The Democrats have an impending problem surfacing at an inopportune time, the investigation of Rep. Charles Rangel (D-NY) by the House Ethics Committee. This comes as a surprise to many — the House has an Ethics Committee?
“House ethics” is an oxymoron, much like the “Senate intelligence” that led up to the wars in Iraq and Afghanistan.
When she is not lassoing votes for bills members of Congress have not read and the public does not want, Nancy “The Enforcer” Pelosi uses a financial cattle prod to get her way. Such prods and similar devices are easy to find in the novelty shops of her San Francisco district.
Nancy had best whip her Democrats into line, or come November she will be forced to reckon with her biggest fear: having to fly commercial. This Rangel mess is making her try to wrangle him into a quiet capitulation to the ethics charges.
Like Treasury Secretary Tim Geithner and former Senate Majority Leader Tom Daschle, Rangel’s tax dodging serves to underscore the hypocrisy of a Democratic administration bent on raising taxes on non-constituents. They do have a plan, however, to reduce their own taxes. They simply don’t pay them.
If you see John Kerry, ask him why the long face? He just got caught trying to avoid $500,000 in state taxes on his yacht. Under pressure, he said he would pay the taxes. It probably felt good to Kerry to be able to flip-flop again on a national stage.
As its Chairman, Rangel was the chief tax writer for the House Ways and Means Committee. Beside not paying taxes on hundreds of thousands of income dollars, there are allegations that he accepted improper vacation trips from wealthy business owners. This is just the Democratic way of being “bi-partisan” and reaching across the aisle. Democrats these days are either reaching into your pocket or, as in the cases of John Edwards, Eric Massa and Al Gore, reaching into your pants.
Unfortunately, they only “reach out” to line their own pockets with cash.
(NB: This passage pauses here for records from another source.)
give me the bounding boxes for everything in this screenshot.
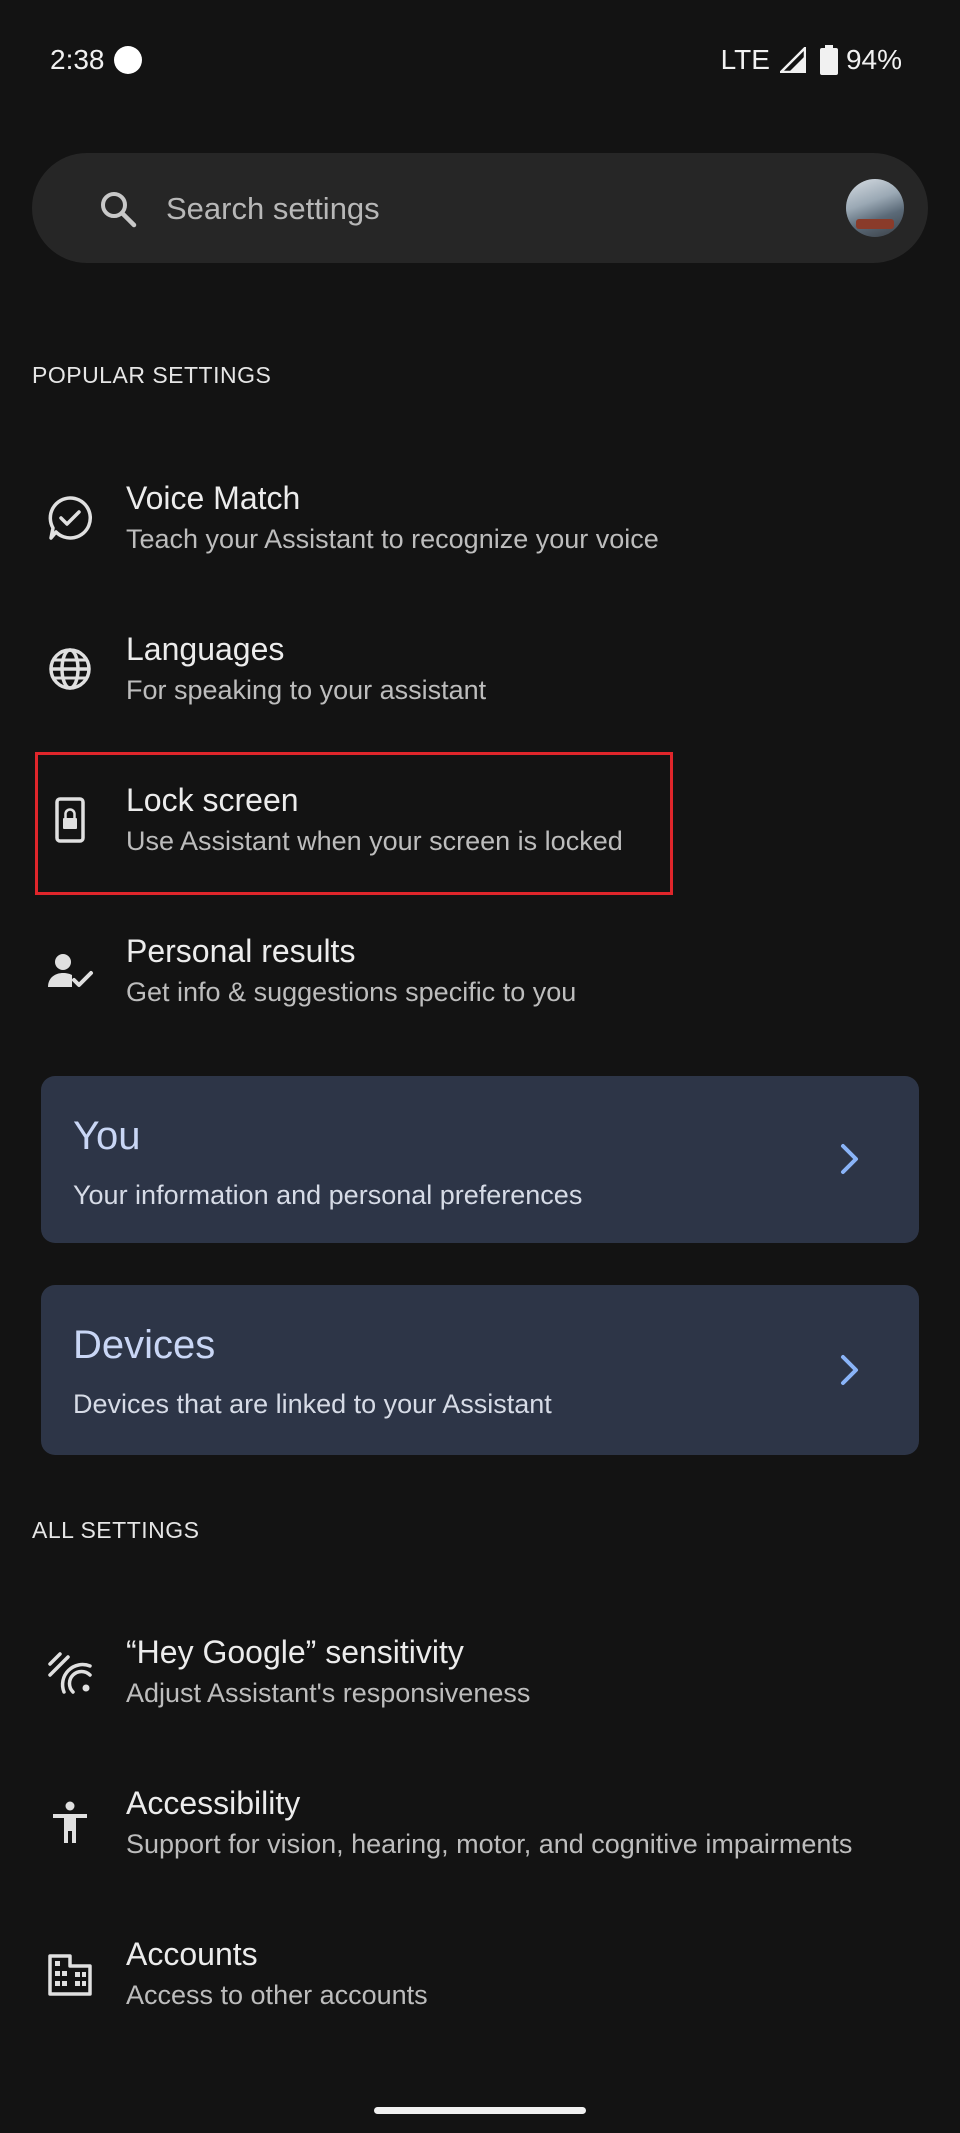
globe-icon <box>49 648 91 690</box>
lock-screen-highlight <box>35 752 673 895</box>
list-item-accounts[interactable]: Accounts Access to other accounts <box>0 1908 960 2038</box>
item-title: Personal results <box>126 933 356 969</box>
sensitivity-icon <box>48 1652 92 1694</box>
item-title: Voice Match <box>126 480 301 516</box>
battery-icon <box>819 45 838 75</box>
item-title: “Hey Google” sensitivity <box>126 1634 464 1670</box>
voice-match-icon <box>48 496 93 540</box>
building-icon <box>48 1954 92 1996</box>
list-item-voice-match[interactable]: Voice Match Teach your Assistant to reco… <box>0 452 960 582</box>
item-subtitle: Get info & suggestions specific to you <box>126 977 577 1007</box>
popular-settings-header: POPULAR SETTINGS <box>32 362 272 388</box>
item-subtitle: Access to other accounts <box>126 1980 428 2010</box>
card-you[interactable]: You Your information and personal prefer… <box>41 1076 919 1243</box>
status-indicators: LTE 94% <box>721 44 902 76</box>
item-subtitle: Teach your Assistant to recognize your v… <box>126 524 659 554</box>
list-item-personal-results[interactable]: Personal results Get info & suggestions … <box>0 905 960 1035</box>
battery-percent: 94% <box>845 44 902 75</box>
network-type: LTE <box>720 44 770 75</box>
notification-dot-icon <box>114 46 142 74</box>
list-item-hey-google-sensitivity[interactable]: “Hey Google” sensitivity Adjust Assistan… <box>0 1606 960 1736</box>
avatar[interactable] <box>846 179 904 237</box>
card-devices[interactable]: Devices Devices that are linked to your … <box>41 1285 919 1455</box>
signal-icon <box>779 47 806 73</box>
status-time: 2:38 <box>50 44 105 75</box>
search-bar[interactable]: Search settings <box>32 153 928 263</box>
all-settings-header: ALL SETTINGS <box>32 1517 200 1543</box>
item-title: Accounts <box>126 1936 258 1972</box>
card-subtitle: Your information and personal preference… <box>73 1180 583 1210</box>
gesture-nav-handle[interactable] <box>374 2107 586 2114</box>
status-bar: 2:38 LTE 94% <box>0 0 960 120</box>
search-icon <box>101 192 137 228</box>
list-item-accessibility[interactable]: Accessibility Support for vision, hearin… <box>0 1757 960 1887</box>
item-subtitle: Adjust Assistant's responsiveness <box>126 1678 531 1708</box>
card-title: Devices <box>73 1323 216 1367</box>
person-check-icon <box>48 954 93 987</box>
avatar-photo-detail <box>856 219 894 229</box>
list-item-languages[interactable]: Languages For speaking to your assistant <box>0 603 960 733</box>
card-subtitle: Devices that are linked to your Assistan… <box>73 1389 552 1419</box>
item-subtitle: For speaking to your assistant <box>126 675 487 705</box>
search-input[interactable]: Search settings <box>166 191 380 227</box>
chevron-right-icon <box>841 1144 858 1174</box>
item-title: Languages <box>126 631 285 667</box>
card-title: You <box>73 1114 141 1158</box>
settings-page: 2:38 LTE 94% Search settings POPULAR SET… <box>0 0 960 2133</box>
item-title: Accessibility <box>126 1785 301 1821</box>
chevron-right-icon <box>841 1355 858 1385</box>
item-subtitle: Support for vision, hearing, motor, and … <box>126 1829 853 1859</box>
accessibility-icon <box>53 1801 87 1843</box>
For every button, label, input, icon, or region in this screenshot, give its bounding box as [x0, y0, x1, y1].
Had Rangel used the proper Democratic money-raising technique, he would have required that the cash be delivered in Glad Wrap so he could cool it down in his freezer. A simple instructional diagram for this method is included in the DNC policy manual.
Rangel actually gave large sums of money to other Democrats. In Washington this is known as a “donation.” In the world the rest of us reside in, it’s known as “hush money.” Sadly, that is how Washington works. You can buy a health care vote from Ben Nelson of Nebraska with $300 million and it is not a “bribe.” If I try to give ten bucks to a DMV office worker to move me to the front of the line, I get perp-walked for trying to bribe a government official. Constance Jackson in the Atlanta DMV, you know who you are!
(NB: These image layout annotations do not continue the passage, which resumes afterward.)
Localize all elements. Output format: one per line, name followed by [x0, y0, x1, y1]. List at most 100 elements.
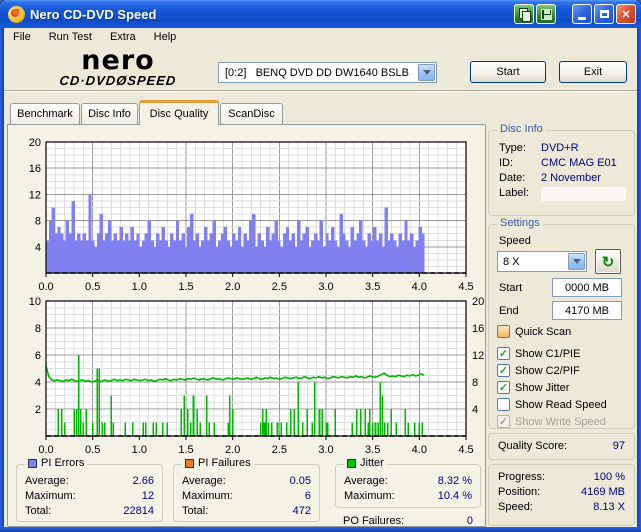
- svg-text:2.0: 2.0: [225, 444, 240, 456]
- svg-text:3.5: 3.5: [365, 444, 380, 456]
- jitter-title: Jitter: [360, 457, 384, 469]
- svg-text:4.5: 4.5: [458, 444, 473, 456]
- menu-help[interactable]: Help: [145, 29, 186, 45]
- svg-text:20: 20: [29, 137, 41, 149]
- position-row: Position: 4169 MB: [498, 486, 625, 498]
- svg-text:8: 8: [35, 323, 41, 335]
- tab-disc-info[interactable]: Disc Info: [81, 103, 138, 124]
- disc-info-group-title: Disc Info: [497, 123, 546, 135]
- copy-to-clipboard-button[interactable]: [514, 4, 534, 24]
- disc-date-row: Date: 2 November: [499, 172, 601, 184]
- drive-select-arrow-button[interactable]: [418, 64, 435, 81]
- nero-logo-text: nero: [81, 45, 155, 76]
- checkbox-show-read-speed[interactable]: Show Read Speed: [497, 398, 607, 411]
- svg-text:8: 8: [472, 377, 478, 389]
- header-separator: [4, 90, 637, 92]
- exit-button[interactable]: Exit: [559, 61, 627, 83]
- disc-quality-tab-page: 20 16 12 8 4 0.0 0.5 1.0 1.5 2.0 2.5 3.0 3.5 4.0 4.5 1…: [7, 124, 486, 527]
- save-button[interactable]: [536, 4, 556, 24]
- window-title: Nero CD-DVD Speed: [30, 6, 157, 22]
- disc-id-row: ID: CMC MAG E01: [499, 157, 617, 169]
- pi-errors-average-row: Average: 2.66: [25, 475, 154, 487]
- svg-text:16: 16: [29, 163, 41, 175]
- speed-select[interactable]: 8 X: [497, 251, 587, 272]
- maximize-icon: [599, 10, 609, 18]
- minimize-button[interactable]: [572, 4, 592, 24]
- pi-errors-total-row: Total: 22814: [25, 505, 154, 517]
- pi-failures-total-row: Total: 472: [182, 505, 311, 517]
- svg-text:0.5: 0.5: [85, 281, 100, 293]
- checkbox-icon: ✓: [497, 415, 510, 428]
- window-border-left: [0, 28, 4, 527]
- speed-label: Speed: [499, 235, 531, 247]
- disc-label-value: [541, 187, 626, 201]
- maximize-button[interactable]: [594, 4, 614, 24]
- menu-run-test[interactable]: Run Test: [40, 29, 101, 45]
- checkbox-icon: ✓: [497, 325, 510, 338]
- settings-group-title: Settings: [497, 217, 543, 229]
- checkbox-icon: [497, 398, 510, 411]
- jitter-maximum-row: Maximum: 10.4 %: [344, 490, 472, 502]
- chevron-down-icon: [422, 70, 431, 75]
- save-icon: [540, 8, 552, 20]
- checkbox-icon: ✓: [497, 381, 510, 394]
- copy-icon: [518, 8, 531, 22]
- svg-text:4: 4: [35, 377, 41, 389]
- disc-label-row: Label:: [489, 186, 634, 203]
- svg-text:2.5: 2.5: [272, 281, 287, 293]
- speed-select-arrow-button[interactable]: [568, 253, 585, 270]
- svg-text:12: 12: [29, 189, 41, 201]
- tab-benchmark[interactable]: Benchmark: [10, 103, 80, 124]
- pi-failures-stats-group: PI Failures Average: 0.05 Maximum: 6 Total…: [173, 457, 320, 522]
- menu-extra[interactable]: Extra: [101, 29, 145, 45]
- pi-failures-legend-icon: [185, 458, 194, 468]
- drive-select-value: [0:2] BENQ DVD DD DW1640 BSLB: [225, 66, 410, 79]
- svg-text:2.0: 2.0: [225, 281, 240, 293]
- svg-text:1.0: 1.0: [132, 444, 147, 456]
- checkbox-show-jitter[interactable]: ✓ Show Jitter: [497, 381, 569, 394]
- checkbox-show-c1-pie[interactable]: ✓ Show C1/PIE: [497, 347, 580, 360]
- checkbox-show-c2-pif[interactable]: ✓ Show C2/PIF: [497, 364, 580, 377]
- quality-score-label: Quality Score:: [498, 440, 568, 452]
- close-button[interactable]: ✕: [616, 4, 636, 24]
- settings-group: Settings Speed 8 X ↻ Start 0000 MB End 4…: [488, 217, 635, 429]
- speed-row: Speed: 8.13 X: [498, 501, 625, 513]
- pi-errors-stats-group: PI Errors Average: 2.66 Maximum: 12 Total:…: [16, 457, 163, 522]
- pi-failures-title: PI Failures: [198, 457, 251, 469]
- svg-text:12: 12: [472, 350, 484, 362]
- quality-score-value: 97: [612, 440, 625, 452]
- svg-text:8: 8: [35, 216, 41, 228]
- tab-scandisc[interactable]: ScanDisc: [220, 103, 283, 124]
- jitter-legend-icon: [347, 458, 356, 468]
- window-border-bottom: [0, 527, 641, 532]
- drive-select[interactable]: [0:2] BENQ DVD DD DW1640 BSLB: [218, 62, 437, 83]
- refresh-speed-button[interactable]: ↻: [595, 249, 621, 274]
- close-icon: ✕: [621, 8, 631, 21]
- svg-text:3.5: 3.5: [365, 281, 380, 293]
- cdvdspeed-logo-text: CD·DVDØSPEED: [58, 73, 178, 88]
- pi-errors-legend-icon: [28, 458, 37, 468]
- jitter-average-row: Average: 8.32 %: [344, 475, 472, 487]
- speed-select-value: 8 X: [503, 255, 520, 268]
- nero-logo: nero CD·DVDØSPEED: [28, 45, 208, 88]
- svg-text:1.0: 1.0: [132, 281, 147, 293]
- checkbox-show-write-speed[interactable]: ✓ Show Write Speed: [497, 415, 606, 428]
- svg-text:4: 4: [35, 242, 41, 254]
- po-failures-row: PO Failures: 0: [343, 515, 473, 527]
- svg-text:0.5: 0.5: [85, 444, 100, 456]
- svg-text:4: 4: [472, 404, 478, 416]
- title-bar[interactable]: Nero CD-DVD Speed ✕: [0, 0, 641, 28]
- tab-disc-quality[interactable]: Disc Quality: [139, 100, 219, 125]
- checkbox-quick-scan[interactable]: ✓Quick Scan: [497, 325, 571, 338]
- app-icon: [8, 5, 25, 23]
- svg-text:0.0: 0.0: [38, 444, 53, 456]
- pi-failures-jitter-chart: 10 8 6 4 2 20 16 12 8 4 0.0 0.5 1.0 1.5 2.0 2.5 3.0 3.5 4.…: [29, 296, 485, 456]
- start-position-field[interactable]: 0000 MB: [552, 278, 622, 297]
- start-button[interactable]: Start: [470, 61, 546, 83]
- svg-text:4.0: 4.0: [412, 281, 427, 293]
- end-position-label: End: [499, 305, 519, 317]
- menu-file[interactable]: File: [4, 29, 40, 45]
- svg-text:3.0: 3.0: [318, 281, 333, 293]
- end-position-field[interactable]: 4170 MB: [552, 301, 622, 320]
- pi-errors-chart: 20 16 12 8 4 0.0 0.5 1.0 1.5 2.0 2.5 3.0 3.5 4.0 4.5: [29, 137, 474, 293]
Like pretty much everything else, the Rangel mess comes at an unfortunate time for the Democrats. Grappling with unemployment (theirs) and a host of other gaffes that the mainstream media cannot shield them from, they seem to be on the ropes. This explains why they are looting the U.S. Treasury like post-Katrina New Orleans, before the authorities arrive in November.
Rangel remains defiantly opposed to even a letter of reprimand. I guess he is counting on an O.J. jury. He has said he “looks forward to explaining himself” when he goes to trial. This rings so true, since we know there is nothing a Congressman looks forward to more than his own corruption trial. I am looking forward to it, too.
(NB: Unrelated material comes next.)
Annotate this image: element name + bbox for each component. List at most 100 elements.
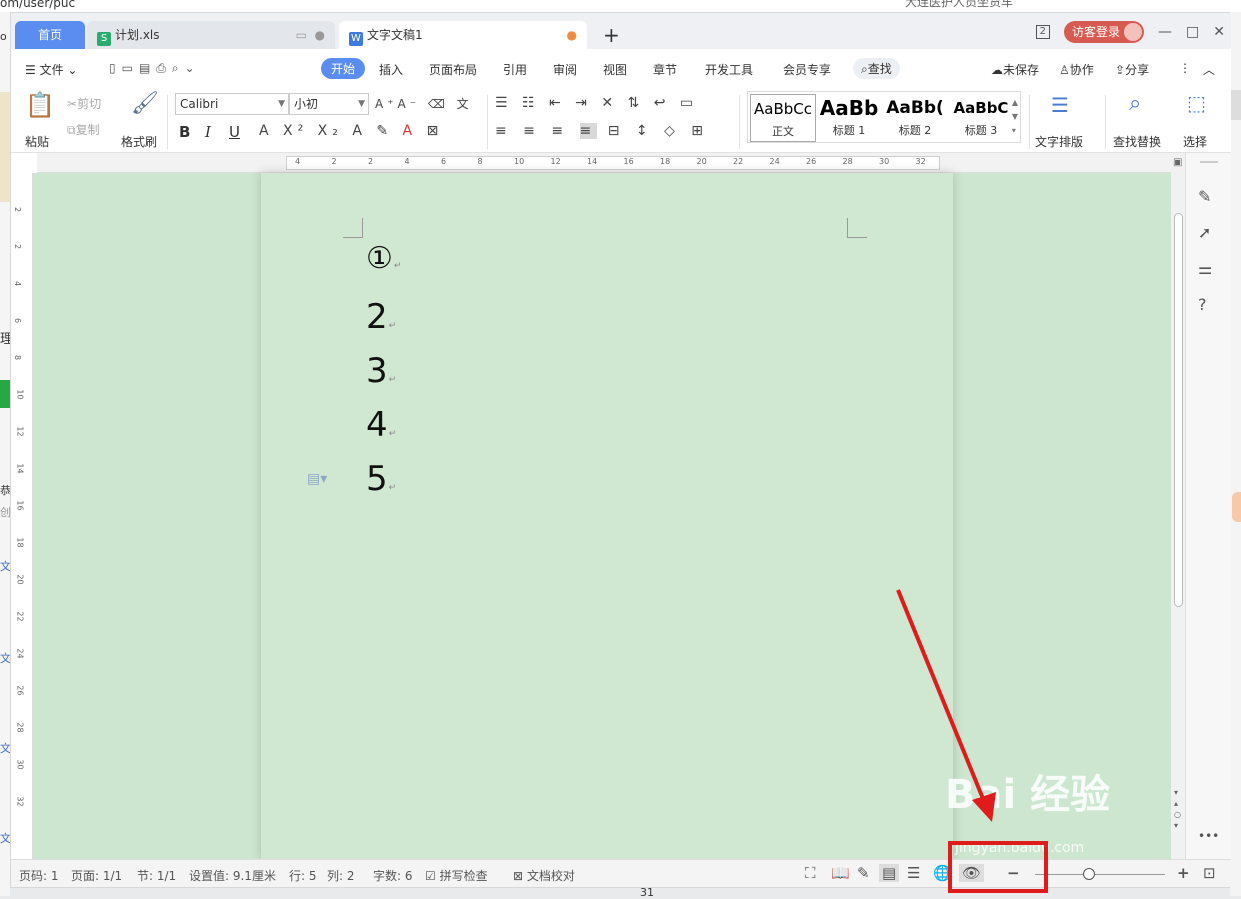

The last Chairman of the House Ways and Means Committee who was forced to resign was Chicago’s own Dan Rostenkowski (D-IL). Having the opportunity to spend unlimited quantities of other people’s money reveals a person’s hubris while making other people angry. Just ask Mel Gibson’s girlfriend.
I have always liked Rangel, the Cab Calloway-esque Congressman from Harlem who now closes his act with a rendition of “Minnie the Moocher.” He has a great accent, he fought in an actual war, you always knew where he stood, and he really seemed to believe the Democratic talking points. He also had a good sense of humor, rare among today’s politicians. Even Al Franken of “Saturday Night Live” hasn’t been funny since he joined the Senate.
I hope Congress does the right thing on this one. Having just rushed in a West Virginia Democratic appointee to sit in Robert Byrd’s musty Senate seat, Congress should pay its respects to his passing. Byrd would have liked nothing better than a rancorous vote, straight down party lines, to commemorate his Senate career.